Roger Ballen: the House of the Ballenesque

Maison de Peintres, Arles; 03/07/17 to 24/09/17

As freaky as you’d imagine, if you’re at all familiar with his style; it’s like being inside a Ballen photo. In fact, the whole thing feels like a Being Roger Ballen theme park attraction – set your camera to high contrast b/w, point it anywhere and voila, your very own Ballen! It’s barely photographic in the traditional sense: a couple of prints adorn an upstairs wall but the rest of it is what I think we used to call a multimedia experience: sculptural installations, projected animations and unsettling audio.

Ironically given the nightmarish subject matter (dead bodies, screaming babies, taxidermy), it comes across as playful, silly almost – it’s bordering on self-parody.
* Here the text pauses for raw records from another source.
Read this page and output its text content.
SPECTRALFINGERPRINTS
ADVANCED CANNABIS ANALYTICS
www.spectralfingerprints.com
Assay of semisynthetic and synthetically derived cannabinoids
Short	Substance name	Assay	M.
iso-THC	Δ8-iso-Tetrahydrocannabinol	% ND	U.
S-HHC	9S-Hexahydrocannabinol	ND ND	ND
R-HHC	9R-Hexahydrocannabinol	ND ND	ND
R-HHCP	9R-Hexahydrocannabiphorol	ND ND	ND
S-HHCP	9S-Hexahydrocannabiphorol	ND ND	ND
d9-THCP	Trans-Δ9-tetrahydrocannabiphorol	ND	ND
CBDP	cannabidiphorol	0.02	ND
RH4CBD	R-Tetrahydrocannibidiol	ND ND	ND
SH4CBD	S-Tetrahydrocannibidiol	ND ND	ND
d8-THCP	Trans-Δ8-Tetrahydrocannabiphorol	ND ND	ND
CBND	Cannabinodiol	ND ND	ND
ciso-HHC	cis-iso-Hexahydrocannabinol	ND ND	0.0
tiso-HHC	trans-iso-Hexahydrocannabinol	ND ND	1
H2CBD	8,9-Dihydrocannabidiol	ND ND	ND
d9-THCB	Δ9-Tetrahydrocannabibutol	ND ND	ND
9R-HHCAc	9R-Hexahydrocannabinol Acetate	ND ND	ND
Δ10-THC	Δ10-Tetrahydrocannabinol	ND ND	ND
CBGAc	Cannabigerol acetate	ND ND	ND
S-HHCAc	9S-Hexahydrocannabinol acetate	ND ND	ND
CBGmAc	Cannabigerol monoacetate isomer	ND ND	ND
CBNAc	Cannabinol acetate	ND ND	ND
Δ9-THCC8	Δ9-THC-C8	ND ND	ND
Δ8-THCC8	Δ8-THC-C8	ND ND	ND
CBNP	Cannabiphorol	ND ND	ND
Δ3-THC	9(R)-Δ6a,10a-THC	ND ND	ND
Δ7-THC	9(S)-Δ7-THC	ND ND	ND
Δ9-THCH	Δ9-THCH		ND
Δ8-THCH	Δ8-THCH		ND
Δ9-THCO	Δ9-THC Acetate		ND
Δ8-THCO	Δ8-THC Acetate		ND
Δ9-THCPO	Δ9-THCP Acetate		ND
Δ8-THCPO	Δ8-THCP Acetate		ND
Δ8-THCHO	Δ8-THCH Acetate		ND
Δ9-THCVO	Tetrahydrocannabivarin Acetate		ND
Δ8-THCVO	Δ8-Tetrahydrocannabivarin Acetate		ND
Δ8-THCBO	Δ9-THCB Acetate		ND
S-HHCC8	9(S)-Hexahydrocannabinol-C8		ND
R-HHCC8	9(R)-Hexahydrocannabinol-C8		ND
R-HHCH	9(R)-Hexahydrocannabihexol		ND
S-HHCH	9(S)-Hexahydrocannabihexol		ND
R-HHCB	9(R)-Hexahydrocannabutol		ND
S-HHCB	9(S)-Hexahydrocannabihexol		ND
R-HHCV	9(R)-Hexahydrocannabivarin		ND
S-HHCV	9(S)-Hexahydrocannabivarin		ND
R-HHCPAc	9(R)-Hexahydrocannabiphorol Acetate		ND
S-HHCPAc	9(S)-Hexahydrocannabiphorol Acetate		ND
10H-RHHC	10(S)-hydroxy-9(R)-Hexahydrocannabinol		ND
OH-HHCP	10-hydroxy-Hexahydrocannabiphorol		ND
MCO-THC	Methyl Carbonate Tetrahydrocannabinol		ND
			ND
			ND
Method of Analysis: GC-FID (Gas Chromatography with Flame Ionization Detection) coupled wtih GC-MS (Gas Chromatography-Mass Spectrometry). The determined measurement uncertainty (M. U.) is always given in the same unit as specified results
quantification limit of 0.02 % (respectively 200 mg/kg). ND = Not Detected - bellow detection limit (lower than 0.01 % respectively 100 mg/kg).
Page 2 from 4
Straight after it I announced it was my early highlight of the festival, but as time has passed I think this was a sensation like a sugar rush from a bag of sweets; now it’s fading from memory without making a lasting impression. It was fun though.
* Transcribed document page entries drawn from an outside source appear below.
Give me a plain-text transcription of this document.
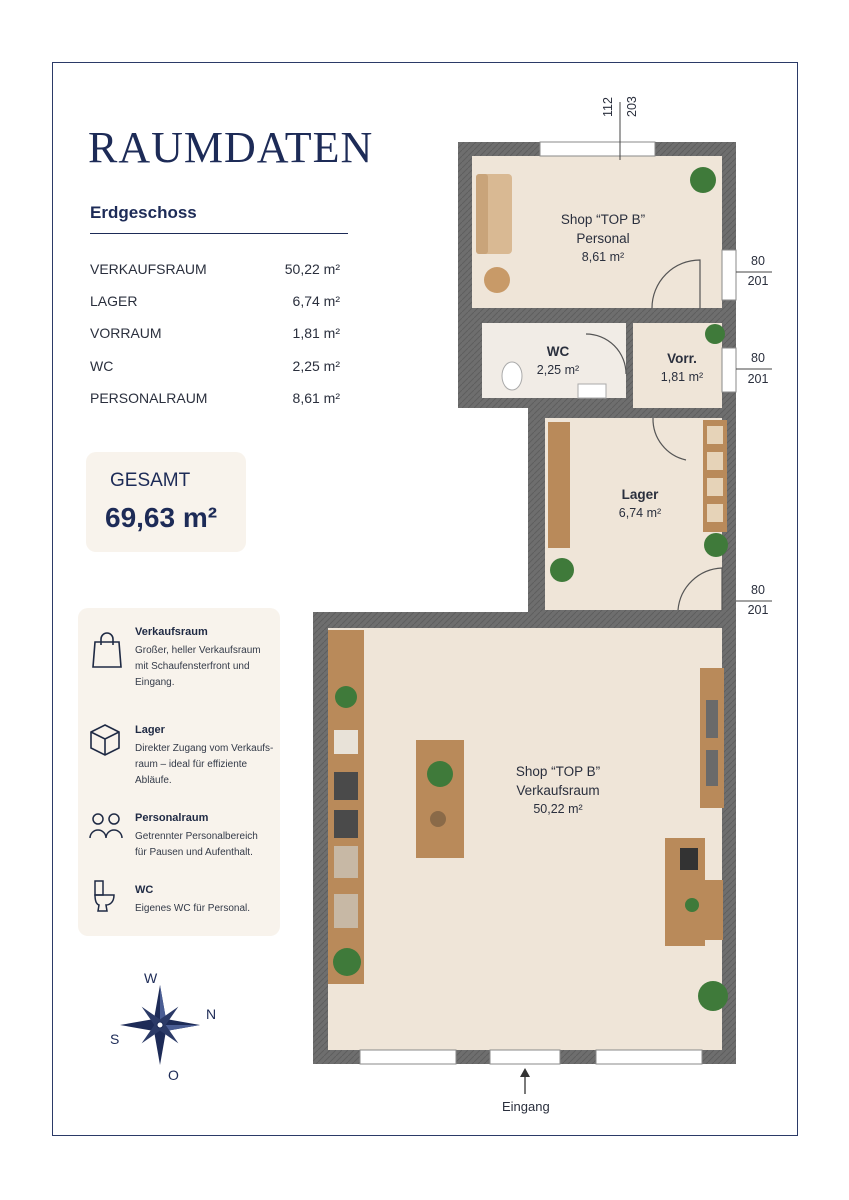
RAUMDATEN
Erdgeschoss
VERKAUFSRAUM	50,22 m²
LAGER	6,74 m²
VORRAUM	1,81 m²
WC	2,25 m²
PERSONALRAUM	8,61 m²
GESAMT
69,63 m²
Verkaufsraum
Großer, heller Verkaufsraum
mit Schaufensterfront und
Eingang.
Lager
Direkter Zugang vom Verkaufs-
raum – ideal für effiziente
Abläufe.
Personalraum
Getrennter Personalbereich
für Pausen und Aufenthalt.
WC
Eigenes WC für Personal.
W
N
S
O
Shop “TOP B”
Personal
8,61 m²
WC
2,25 m²
Vorr.
1,81 m²
Lager
6,74 m²
Shop “TOP B”
Verkaufsraum
50,22 m²
112 203
80
201
80
201
80
201
Eingang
However, one discordant note almost spoilt it: at the end of the route through the house is a video by Mr Ballen explaining the genesis and development of the idea, including his encounters with the original owner of the house some years ago. But it felt a little like letting daylight in on magic – it took you out of the experience you’d been immersed in. It’s like being made to watch the DVD extras over the end credits of a film – some people will like to know how or why it was made, others won’t. In most exhibitions such a video or audio explainer is optional, off in a side-room, and I usually avoid them so I can experience the work on my own terms, but here Ballen makes the Making Of video harder to avoid.

Main takeaway

The lingering takeaway from this isn’t directly about the installation itself but rather my response to it. It’s fascinating how one’s memory of something can be distorted by prior and subsequent knowledge: my lingering memories of this house are in black and white, as that’s what I associate with Ballen and that’s how I shot my own photos of the place.

So when I subsequently saw publicity shots that proved that I had actually experienced the house in full colour, they didn’t look as ‘real’ as my b/w memories! I reckon this feeds into my ongoing investigation into memory and photography, somehow.